NACF bonds tighten in secondary despite market dip

Korea's NACF takes advantage of a brief market recovery to price a $500 million senior bond.

Korean quasi-sovereign borrower National Agriculture Cooperative Federation (NACF) grabbed the opportunity to price a $500 million five-and-a-half-year senior bond early yesterday morning.

The timing proved fortuitous as financial markets rallied briefly on Monday, only to slide into the red yesterday. The investment-grade borrower, which provides financing for the development of Korea’s agriculture industry, had been planning to launch a deal around mid-June but was kept at bay by poor market conditions.

On Sunday evening, US politicians reached a tentative eleventh-hour agreement to raise the country’s debt ceiling and avert a default, which prompted investors into a relief rally.

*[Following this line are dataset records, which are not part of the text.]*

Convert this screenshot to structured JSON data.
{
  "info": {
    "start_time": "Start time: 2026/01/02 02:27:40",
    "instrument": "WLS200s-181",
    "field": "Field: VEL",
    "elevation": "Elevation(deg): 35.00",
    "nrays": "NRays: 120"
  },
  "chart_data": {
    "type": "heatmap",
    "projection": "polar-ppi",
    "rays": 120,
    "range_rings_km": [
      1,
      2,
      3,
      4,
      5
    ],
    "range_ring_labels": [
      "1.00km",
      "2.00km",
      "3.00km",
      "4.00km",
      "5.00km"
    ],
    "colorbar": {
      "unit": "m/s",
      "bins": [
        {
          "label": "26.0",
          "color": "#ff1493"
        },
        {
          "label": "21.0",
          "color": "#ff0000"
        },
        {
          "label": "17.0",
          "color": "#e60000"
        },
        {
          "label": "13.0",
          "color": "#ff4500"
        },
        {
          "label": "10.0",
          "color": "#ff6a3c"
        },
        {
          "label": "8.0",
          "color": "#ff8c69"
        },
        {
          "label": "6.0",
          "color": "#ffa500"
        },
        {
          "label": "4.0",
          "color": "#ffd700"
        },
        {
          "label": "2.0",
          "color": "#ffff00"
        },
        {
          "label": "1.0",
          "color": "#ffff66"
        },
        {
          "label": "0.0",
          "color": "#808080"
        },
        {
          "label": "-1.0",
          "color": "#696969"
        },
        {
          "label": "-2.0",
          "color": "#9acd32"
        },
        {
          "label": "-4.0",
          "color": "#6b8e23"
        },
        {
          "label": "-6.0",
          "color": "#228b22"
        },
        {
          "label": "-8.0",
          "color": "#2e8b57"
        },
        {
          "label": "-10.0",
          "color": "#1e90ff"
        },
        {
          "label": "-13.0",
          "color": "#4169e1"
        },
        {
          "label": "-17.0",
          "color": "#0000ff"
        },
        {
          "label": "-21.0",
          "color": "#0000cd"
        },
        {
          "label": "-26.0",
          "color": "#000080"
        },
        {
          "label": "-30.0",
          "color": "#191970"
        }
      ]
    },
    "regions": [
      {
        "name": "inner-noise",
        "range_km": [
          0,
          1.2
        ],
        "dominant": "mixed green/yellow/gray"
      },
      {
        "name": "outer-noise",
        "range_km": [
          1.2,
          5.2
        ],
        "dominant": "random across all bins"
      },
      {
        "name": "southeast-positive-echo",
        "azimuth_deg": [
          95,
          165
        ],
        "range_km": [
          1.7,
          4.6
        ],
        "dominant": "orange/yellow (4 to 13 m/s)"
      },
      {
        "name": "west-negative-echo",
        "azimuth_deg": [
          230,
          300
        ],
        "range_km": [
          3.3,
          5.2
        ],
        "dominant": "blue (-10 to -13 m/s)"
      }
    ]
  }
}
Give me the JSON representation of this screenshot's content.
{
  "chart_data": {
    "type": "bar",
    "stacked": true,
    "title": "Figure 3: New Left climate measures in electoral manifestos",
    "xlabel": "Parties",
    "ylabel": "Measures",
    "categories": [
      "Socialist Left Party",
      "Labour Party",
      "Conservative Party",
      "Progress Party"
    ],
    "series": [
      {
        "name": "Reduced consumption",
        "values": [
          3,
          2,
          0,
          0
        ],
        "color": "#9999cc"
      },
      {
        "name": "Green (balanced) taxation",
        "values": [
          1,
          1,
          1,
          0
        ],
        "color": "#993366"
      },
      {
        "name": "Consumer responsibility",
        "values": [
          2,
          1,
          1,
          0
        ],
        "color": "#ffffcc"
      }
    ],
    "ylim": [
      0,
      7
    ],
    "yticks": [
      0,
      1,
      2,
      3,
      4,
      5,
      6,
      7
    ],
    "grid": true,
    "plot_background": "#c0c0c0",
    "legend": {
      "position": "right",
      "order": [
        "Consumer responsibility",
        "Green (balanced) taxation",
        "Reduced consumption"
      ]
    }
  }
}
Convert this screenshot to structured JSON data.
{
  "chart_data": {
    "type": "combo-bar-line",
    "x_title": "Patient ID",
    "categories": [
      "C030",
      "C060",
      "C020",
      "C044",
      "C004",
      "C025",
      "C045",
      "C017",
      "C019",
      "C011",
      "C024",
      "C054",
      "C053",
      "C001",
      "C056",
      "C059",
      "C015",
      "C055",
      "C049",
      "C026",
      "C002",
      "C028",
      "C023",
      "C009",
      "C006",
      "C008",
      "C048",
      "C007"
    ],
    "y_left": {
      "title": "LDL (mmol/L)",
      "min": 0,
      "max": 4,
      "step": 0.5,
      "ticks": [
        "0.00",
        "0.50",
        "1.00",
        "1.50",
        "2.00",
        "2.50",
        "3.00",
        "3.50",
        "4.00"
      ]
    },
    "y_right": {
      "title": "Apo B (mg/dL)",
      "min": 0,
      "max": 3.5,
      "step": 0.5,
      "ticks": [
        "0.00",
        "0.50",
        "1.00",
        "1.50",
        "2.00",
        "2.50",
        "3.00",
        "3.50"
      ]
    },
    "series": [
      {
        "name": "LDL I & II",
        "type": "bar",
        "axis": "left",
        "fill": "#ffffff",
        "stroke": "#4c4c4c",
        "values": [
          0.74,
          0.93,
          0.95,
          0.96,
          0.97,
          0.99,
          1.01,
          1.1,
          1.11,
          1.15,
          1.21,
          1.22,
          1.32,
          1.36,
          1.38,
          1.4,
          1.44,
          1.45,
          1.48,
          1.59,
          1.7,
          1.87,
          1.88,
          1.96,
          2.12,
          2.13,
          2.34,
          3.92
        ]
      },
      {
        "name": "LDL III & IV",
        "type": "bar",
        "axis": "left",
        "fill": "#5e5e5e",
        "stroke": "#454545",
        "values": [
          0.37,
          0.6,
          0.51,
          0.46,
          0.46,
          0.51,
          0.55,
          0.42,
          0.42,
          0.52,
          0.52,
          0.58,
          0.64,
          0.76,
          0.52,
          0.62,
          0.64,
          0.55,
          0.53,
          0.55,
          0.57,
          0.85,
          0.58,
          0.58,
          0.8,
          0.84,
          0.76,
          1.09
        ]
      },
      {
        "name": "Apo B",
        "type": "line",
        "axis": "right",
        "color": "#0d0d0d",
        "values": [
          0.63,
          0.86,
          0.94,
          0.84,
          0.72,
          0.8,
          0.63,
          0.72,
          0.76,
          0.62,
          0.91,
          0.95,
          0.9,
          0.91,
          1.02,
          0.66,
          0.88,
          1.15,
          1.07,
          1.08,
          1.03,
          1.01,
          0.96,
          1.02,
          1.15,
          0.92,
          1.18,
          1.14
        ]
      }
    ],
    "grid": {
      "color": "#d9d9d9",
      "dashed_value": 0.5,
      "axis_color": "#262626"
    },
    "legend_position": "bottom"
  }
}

On Monday morning in Asia, shortly after Barack Obama announced the deal, NACF’s lead banks — Bank of America Merrill Lynch, Citi, Credit Agricole, Deutsche Bank and Standard Chartered — released initial guidance in the area of Treasuries plus 240bp, which was subsequently revised to Treasuries plus 230bp plus or minus 2bp, and the bonds eventually priced at the tight end of final guidance or 12bp inside the initial guidance.

The bonds performed solidly in the secondary market, tightening to Treasuries plus 223bp yesterday morning despite a 5bp rally in US Treasuries overnight. They continued to hold up in the secondary markets yesterday afternoon at Treasuries plus 224bp despite markets moving into negative territory.

“NACF picked the right window. Today, the Korean markets are down and so is the Nikkei,” said one banker away from the transaction.

The deal gathered an order book of $3.4 billion from 210 investors. Asian investors were allocated 58%, US investors 27% and European investors 15%. Fund managers were allocated 58.5%, banks 14%, insurers 12.5%, private banks 7% and government/corporates 8%.

NACF priced its new bond flat to slightly inside its implied yield curve. According to one observer, the main comparable was the NACF January 2016s, which were trading at Treasuries plus 190bp or a z-spread of 186bp. The new bonds, which priced at Treasuries plus 228bp came at a z-spread of 184bp or inside of the outstanding bonds on a z-spread basis.

The new NACF bonds, which mature February 2017, offered a pick-up of 38bp for a 13-month extension. The US Treasury yield curve between the January 2016s and February 2017s was worth about 37bp, so the new NACF bonds priced roughly flat to its implied secondary curve.

The other comparables included the Kexim 2016s, which were at Treasuries plus 187bp; the Kookmin 2016s, which were at Treasuries plus 209bp; and the recent KHFC 2016s, which were at Treasuries plus 186bp. NACF’s bonds are rated A1 by Moody’s and A by S&P.

The coupon was fixed at 3.5% and the notes were reoffered at 99.569.